The Napa and Sonoma Valleys are at the heart of the Californian wine country, producing wines that are praised by connoisseurs worldwide, from a perfect climate of sunny days and cool nights. The area is a forerunner in the latest grape-growing techniques and wine making, and many individual growers, instead of selling their grapes to the larger wineries, are producing their own excellent boutique wines. The Napa Valley is the more commercial of the two, with more wineries, spas and tourist traffic, and a better selection of restaurants and hotels.
The valley also caters for classic wine country activities such as hot air ballooning or biking through the vineyards; the world-renowned wineries also offer informative tours, which provide the ultimate wine-country experience.
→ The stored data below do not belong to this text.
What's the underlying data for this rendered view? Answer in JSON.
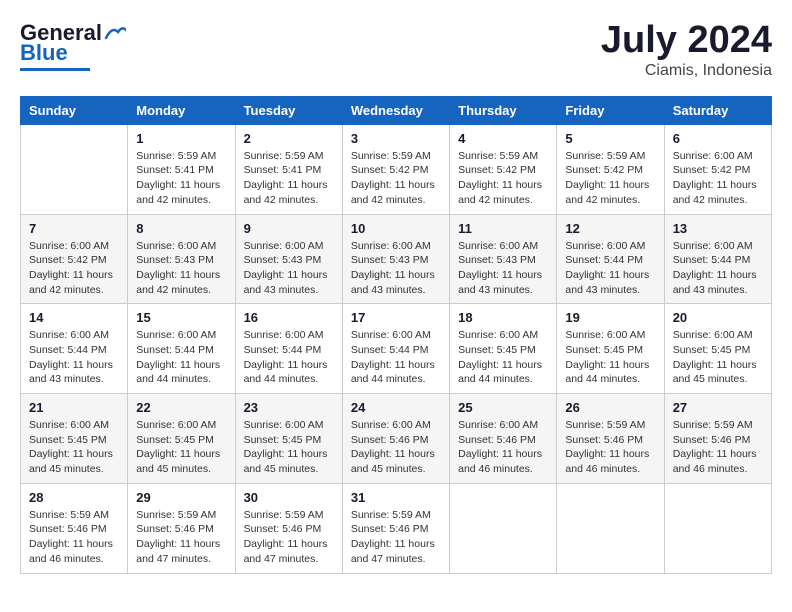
{
  "header": {
    "logo_general": "General",
    "logo_blue": "Blue",
    "main_title": "July 2024",
    "subtitle": "Ciamis, Indonesia"
  },
  "days_of_week": [
    "Sunday",
    "Monday",
    "Tuesday",
    "Wednesday",
    "Thursday",
    "Friday",
    "Saturday"
  ],
  "weeks": [
    [
      {
        "day": "",
        "info": ""
      },
      {
        "day": "1",
        "info": "Sunrise: 5:59 AM\nSunset: 5:41 PM\nDaylight: 11 hours\nand 42 minutes."
      },
      {
        "day": "2",
        "info": "Sunrise: 5:59 AM\nSunset: 5:41 PM\nDaylight: 11 hours\nand 42 minutes."
      },
      {
        "day": "3",
        "info": "Sunrise: 5:59 AM\nSunset: 5:42 PM\nDaylight: 11 hours\nand 42 minutes."
      },
      {
        "day": "4",
        "info": "Sunrise: 5:59 AM\nSunset: 5:42 PM\nDaylight: 11 hours\nand 42 minutes."
      },
      {
        "day": "5",
        "info": "Sunrise: 5:59 AM\nSunset: 5:42 PM\nDaylight: 11 hours\nand 42 minutes."
      },
      {
        "day": "6",
        "info": "Sunrise: 6:00 AM\nSunset: 5:42 PM\nDaylight: 11 hours\nand 42 minutes."
      }
    ],
    [
      {
        "day": "7",
        "info": "Sunrise: 6:00 AM\nSunset: 5:42 PM\nDaylight: 11 hours\nand 42 minutes."
      },
      {
        "day": "8",
        "info": "Sunrise: 6:00 AM\nSunset: 5:43 PM\nDaylight: 11 hours\nand 42 minutes."
      },
      {
        "day": "9",
        "info": "Sunrise: 6:00 AM\nSunset: 5:43 PM\nDaylight: 11 hours\nand 43 minutes."
      },
      {
        "day": "10",
        "info": "Sunrise: 6:00 AM\nSunset: 5:43 PM\nDaylight: 11 hours\nand 43 minutes."
      },
      {
        "day": "11",
        "info": "Sunrise: 6:00 AM\nSunset: 5:43 PM\nDaylight: 11 hours\nand 43 minutes."
      },
      {
        "day": "12",
        "info": "Sunrise: 6:00 AM\nSunset: 5:44 PM\nDaylight: 11 hours\nand 43 minutes."
      },
      {
        "day": "13",
        "info": "Sunrise: 6:00 AM\nSunset: 5:44 PM\nDaylight: 11 hours\nand 43 minutes."
      }
    ],
    [
      {
        "day": "14",
        "info": "Sunrise: 6:00 AM\nSunset: 5:44 PM\nDaylight: 11 hours\nand 43 minutes."
      },
      {
        "day": "15",
        "info": "Sunrise: 6:00 AM\nSunset: 5:44 PM\nDaylight: 11 hours\nand 44 minutes."
      },
      {
        "day": "16",
        "info": "Sunrise: 6:00 AM\nSunset: 5:44 PM\nDaylight: 11 hours\nand 44 minutes."
      },
      {
        "day": "17",
        "info": "Sunrise: 6:00 AM\nSunset: 5:44 PM\nDaylight: 11 hours\nand 44 minutes."
      },
      {
        "day": "18",
        "info": "Sunrise: 6:00 AM\nSunset: 5:45 PM\nDaylight: 11 hours\nand 44 minutes."
      },
      {
        "day": "19",
        "info": "Sunrise: 6:00 AM\nSunset: 5:45 PM\nDaylight: 11 hours\nand 44 minutes."
      },
      {
        "day": "20",
        "info": "Sunrise: 6:00 AM\nSunset: 5:45 PM\nDaylight: 11 hours\nand 45 minutes."
      }
    ],
    [
      {
        "day": "21",
        "info": "Sunrise: 6:00 AM\nSunset: 5:45 PM\nDaylight: 11 hours\nand 45 minutes."
      },
      {
        "day": "22",
        "info": "Sunrise: 6:00 AM\nSunset: 5:45 PM\nDaylight: 11 hours\nand 45 minutes."
      },
      {
        "day": "23",
        "info": "Sunrise: 6:00 AM\nSunset: 5:45 PM\nDaylight: 11 hours\nand 45 minutes."
      },
      {
        "day": "24",
        "info": "Sunrise: 6:00 AM\nSunset: 5:46 PM\nDaylight: 11 hours\nand 45 minutes."
      },
      {
        "day": "25",
        "info": "Sunrise: 6:00 AM\nSunset: 5:46 PM\nDaylight: 11 hours\nand 46 minutes."
      },
      {
        "day": "26",
        "info": "Sunrise: 5:59 AM\nSunset: 5:46 PM\nDaylight: 11 hours\nand 46 minutes."
      },
      {
        "day": "27",
        "info": "Sunrise: 5:59 AM\nSunset: 5:46 PM\nDaylight: 11 hours\nand 46 minutes."
      }
    ],
    [
      {
        "day": "28",
        "info": "Sunrise: 5:59 AM\nSunset: 5:46 PM\nDaylight: 11 hours\nand 46 minutes."
      },
      {
        "day": "29",
        "info": "Sunrise: 5:59 AM\nSunset: 5:46 PM\nDaylight: 11 hours\nand 47 minutes."
      },
      {
        "day": "30",
        "info": "Sunrise: 5:59 AM\nSunset: 5:46 PM\nDaylight: 11 hours\nand 47 minutes."
      },
      {
        "day": "31",
        "info": "Sunrise: 5:59 AM\nSunset: 5:46 PM\nDaylight: 11 hours\nand 47 minutes."
      },
      {
        "day": "",
        "info": ""
      },
      {
        "day": "",
        "info": ""
      },
      {
        "day": "",
        "info": ""
      }
    ]
  ]
}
Sonoma Valley is less pretentious and more beautiful in a rustic way, with smaller family-run cellars and fewer visitors. Although the Napa Valley is the USA's best-known wine region, Sonoma boasts more awards than their snobbish neighbour, producing intensely complex reds. The Napa Valley is a relatively compact region with more than 200 wineries offering tours and tasting. Most of the large wineries with their orderly rows of vineyards are situated along the main thoroughfare that stretches from San Francisco Bay to Calistoga in the north. But there is more to the valley than wine tasting.
The small resort town of Calistoga is famous for its mineral springs and mud baths, as well as the Old Faithful Geyser that shoots boiling water and steam 60 feet (18m) into the air every 40 minutes. Nearby is a Petrified Forest with redwoods, seashells and marine life that were turned to stone after volcanic ash from the eruption of Mount St Helena covered the area.